Tous les élèves suisses devront être trilingues

Le projet ne vise pas seulement à promouvoir l'anglais, mais aussi - et surtout - la seconde langue nationale. Keystone

Tous les écoliers suisses devront connaître au moins trois langues. L´enseignement des langues étrangères devra démarrer plus tôt et être intensifié. C'est ce que recommande la Conférence des directeurs cantonaux de l´instruction publique (CDIP).

Ce contenu a été publié le 31 août 2000 - 22:09

Alors que la mode est à la langue de Shakespeare, ou plutôt de Bill Gates, la CDIP a remis, jeudi à Berne, l'église au milieu du village. Certes, l'anglais va devenir une langue obligatoire pour tous les enfants scolarisés. Mais le niveau atteint dans la deuxième langue nationale (l'allemand pour les Romands, le français pour les Alémaniques) «devra être plus élevé qu'en anglais».

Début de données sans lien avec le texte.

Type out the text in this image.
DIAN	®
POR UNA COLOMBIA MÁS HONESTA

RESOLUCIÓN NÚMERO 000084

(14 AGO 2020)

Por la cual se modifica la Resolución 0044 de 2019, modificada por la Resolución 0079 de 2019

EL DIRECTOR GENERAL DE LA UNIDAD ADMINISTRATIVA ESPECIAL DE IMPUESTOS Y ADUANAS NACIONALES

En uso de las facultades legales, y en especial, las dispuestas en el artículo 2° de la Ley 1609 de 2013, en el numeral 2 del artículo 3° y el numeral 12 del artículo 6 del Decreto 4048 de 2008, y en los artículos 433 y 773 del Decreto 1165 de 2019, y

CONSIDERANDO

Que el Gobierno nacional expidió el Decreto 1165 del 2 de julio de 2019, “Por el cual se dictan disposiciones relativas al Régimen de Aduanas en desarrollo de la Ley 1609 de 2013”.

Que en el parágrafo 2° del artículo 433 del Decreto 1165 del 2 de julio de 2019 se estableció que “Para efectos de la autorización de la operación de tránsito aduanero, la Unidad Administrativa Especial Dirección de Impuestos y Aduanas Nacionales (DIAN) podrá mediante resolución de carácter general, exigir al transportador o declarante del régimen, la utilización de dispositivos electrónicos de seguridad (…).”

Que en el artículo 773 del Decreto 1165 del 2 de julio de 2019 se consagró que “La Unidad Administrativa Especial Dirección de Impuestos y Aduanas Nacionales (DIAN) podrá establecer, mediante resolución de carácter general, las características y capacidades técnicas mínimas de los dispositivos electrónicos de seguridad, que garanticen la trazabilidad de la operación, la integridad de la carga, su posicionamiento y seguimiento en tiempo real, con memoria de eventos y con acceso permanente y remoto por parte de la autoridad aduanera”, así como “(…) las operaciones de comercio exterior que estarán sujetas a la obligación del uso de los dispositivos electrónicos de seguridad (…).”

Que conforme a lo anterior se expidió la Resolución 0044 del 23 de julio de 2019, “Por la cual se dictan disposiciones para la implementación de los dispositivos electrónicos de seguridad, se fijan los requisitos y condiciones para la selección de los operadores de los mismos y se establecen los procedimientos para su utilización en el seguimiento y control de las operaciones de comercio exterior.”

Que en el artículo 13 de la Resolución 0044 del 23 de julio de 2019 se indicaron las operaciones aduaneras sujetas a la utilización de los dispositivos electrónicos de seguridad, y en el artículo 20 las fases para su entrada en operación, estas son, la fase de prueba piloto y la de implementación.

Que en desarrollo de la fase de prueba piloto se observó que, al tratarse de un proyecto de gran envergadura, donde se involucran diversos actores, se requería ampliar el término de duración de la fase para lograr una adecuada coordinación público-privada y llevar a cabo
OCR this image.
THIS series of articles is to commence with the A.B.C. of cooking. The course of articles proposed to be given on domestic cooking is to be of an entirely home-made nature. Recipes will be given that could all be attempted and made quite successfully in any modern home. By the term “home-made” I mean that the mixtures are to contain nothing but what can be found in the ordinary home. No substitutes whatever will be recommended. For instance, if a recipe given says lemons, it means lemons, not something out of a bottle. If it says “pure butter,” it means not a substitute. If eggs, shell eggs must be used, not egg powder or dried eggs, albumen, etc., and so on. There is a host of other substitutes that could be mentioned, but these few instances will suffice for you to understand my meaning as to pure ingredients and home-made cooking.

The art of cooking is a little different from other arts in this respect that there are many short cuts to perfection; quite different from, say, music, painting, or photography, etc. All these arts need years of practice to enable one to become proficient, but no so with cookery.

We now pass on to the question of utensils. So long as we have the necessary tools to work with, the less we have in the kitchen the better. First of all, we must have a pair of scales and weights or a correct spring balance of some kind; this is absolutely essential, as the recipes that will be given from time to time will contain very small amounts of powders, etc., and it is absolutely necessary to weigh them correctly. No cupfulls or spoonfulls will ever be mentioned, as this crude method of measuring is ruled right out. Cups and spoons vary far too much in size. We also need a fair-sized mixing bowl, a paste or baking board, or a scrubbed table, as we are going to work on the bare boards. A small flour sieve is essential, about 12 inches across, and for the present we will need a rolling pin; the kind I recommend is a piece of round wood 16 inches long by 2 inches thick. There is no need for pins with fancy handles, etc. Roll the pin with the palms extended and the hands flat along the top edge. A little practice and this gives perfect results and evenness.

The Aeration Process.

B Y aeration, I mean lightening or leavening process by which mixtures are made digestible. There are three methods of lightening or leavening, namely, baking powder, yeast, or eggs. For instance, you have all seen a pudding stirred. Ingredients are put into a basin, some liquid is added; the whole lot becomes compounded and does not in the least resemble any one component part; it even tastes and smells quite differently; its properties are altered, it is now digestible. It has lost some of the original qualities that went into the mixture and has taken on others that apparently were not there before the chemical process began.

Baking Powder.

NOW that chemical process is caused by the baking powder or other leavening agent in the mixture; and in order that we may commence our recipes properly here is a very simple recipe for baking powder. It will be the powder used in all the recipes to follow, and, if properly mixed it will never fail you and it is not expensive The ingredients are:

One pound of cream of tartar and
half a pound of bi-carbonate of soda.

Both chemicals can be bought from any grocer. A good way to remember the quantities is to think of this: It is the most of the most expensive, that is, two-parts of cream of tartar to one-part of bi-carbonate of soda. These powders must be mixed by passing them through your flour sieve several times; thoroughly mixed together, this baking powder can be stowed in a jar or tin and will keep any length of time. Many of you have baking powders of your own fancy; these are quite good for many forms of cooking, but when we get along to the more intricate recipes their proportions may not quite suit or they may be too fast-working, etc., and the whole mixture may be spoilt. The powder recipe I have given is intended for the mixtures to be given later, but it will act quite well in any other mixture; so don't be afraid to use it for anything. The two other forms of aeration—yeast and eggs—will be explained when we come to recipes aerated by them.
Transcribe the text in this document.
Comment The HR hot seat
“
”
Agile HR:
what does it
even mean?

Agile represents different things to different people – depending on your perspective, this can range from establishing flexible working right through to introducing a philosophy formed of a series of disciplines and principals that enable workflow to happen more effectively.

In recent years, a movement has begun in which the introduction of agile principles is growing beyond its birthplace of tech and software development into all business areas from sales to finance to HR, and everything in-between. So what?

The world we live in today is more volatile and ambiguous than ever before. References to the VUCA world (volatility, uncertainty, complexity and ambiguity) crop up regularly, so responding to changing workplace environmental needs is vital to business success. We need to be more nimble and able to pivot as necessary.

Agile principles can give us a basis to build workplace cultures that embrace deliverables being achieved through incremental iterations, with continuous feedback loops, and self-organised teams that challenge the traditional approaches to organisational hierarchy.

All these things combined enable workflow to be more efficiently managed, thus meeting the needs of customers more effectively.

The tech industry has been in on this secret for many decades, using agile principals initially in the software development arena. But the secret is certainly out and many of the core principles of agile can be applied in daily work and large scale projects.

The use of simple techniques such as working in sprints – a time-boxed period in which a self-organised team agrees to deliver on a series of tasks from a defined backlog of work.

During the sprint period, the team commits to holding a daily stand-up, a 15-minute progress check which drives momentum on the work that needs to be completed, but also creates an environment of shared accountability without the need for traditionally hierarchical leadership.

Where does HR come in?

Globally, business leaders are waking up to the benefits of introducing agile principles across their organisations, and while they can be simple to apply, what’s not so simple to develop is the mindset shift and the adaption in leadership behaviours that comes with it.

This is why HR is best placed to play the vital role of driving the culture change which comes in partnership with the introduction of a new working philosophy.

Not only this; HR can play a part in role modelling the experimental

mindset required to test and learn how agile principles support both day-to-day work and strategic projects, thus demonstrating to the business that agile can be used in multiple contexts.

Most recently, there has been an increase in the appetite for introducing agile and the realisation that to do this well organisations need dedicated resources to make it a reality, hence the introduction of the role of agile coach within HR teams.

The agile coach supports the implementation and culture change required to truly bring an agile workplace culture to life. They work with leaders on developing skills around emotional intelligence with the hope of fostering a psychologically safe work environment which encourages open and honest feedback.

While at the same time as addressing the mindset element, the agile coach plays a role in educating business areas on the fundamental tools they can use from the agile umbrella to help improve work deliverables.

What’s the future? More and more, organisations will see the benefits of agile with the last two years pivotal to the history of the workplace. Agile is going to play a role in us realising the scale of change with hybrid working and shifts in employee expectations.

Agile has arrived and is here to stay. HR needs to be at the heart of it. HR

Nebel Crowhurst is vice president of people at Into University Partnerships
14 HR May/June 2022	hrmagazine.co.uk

Concrètement, la Conférence des directeurs cantonaux de l'instruction publique propose d'intensifier l'enseignement des langues étrangères. Elle suggère donc à l'unanimité l'introduction de la première langue étrangère dès la 3ème année primaire déjà, et celle de la deuxième langue dès la 5ème année.

Alors que la Suisse est par nature plurilingue, alors que la globalisation pousse de plus en plus à une communication internationale, la CDIP estime que la Suisse doit faire encore davantage d'efforts. Et de recommander de maintenir la cohésion nationale en intensifiant l'apprentissage d'une deuxième langue nationale.

Car les pressions sont déjà très fortes dans plusieurs cantons alémaniques qui ont mis l'anglais au premier plan, avant l'apprentissage du français.

Pour l'heure, le CDIP laisse aux cantons le choix de la première langue étrangère étudiée. Tout en mettant en garde contre le risque de la perte de la cohésion nationale en Suisse. Car, sans conteste, les écoliers, qu'ils soient romands ou alémaniques, préfèrent à priori apprendre l'anglais.

Le projet devrait être définitivement adopté lors de la prochaine session plénière de la Conférence des directeurs cantonaux de l'instruction publique en novembre. Le projet semble en effet en très bonne voie.

Hans Ulrich Stöckling, président de la CDIP, conseiller d'Etat et directeur du Département de l'instruction publique du canton de Saint-Gall, a précisé que les disputes souvent acérées qui avaient lieu autrefois entre les cantons ont pratiquement disparu. Désormais, on se dirige davantage vers un véritable consensus national suisse. Bref, si tout se passe bien, la réforme scolaire envisagée pourrait entrer en vigueur d'ici cinq à dix ans.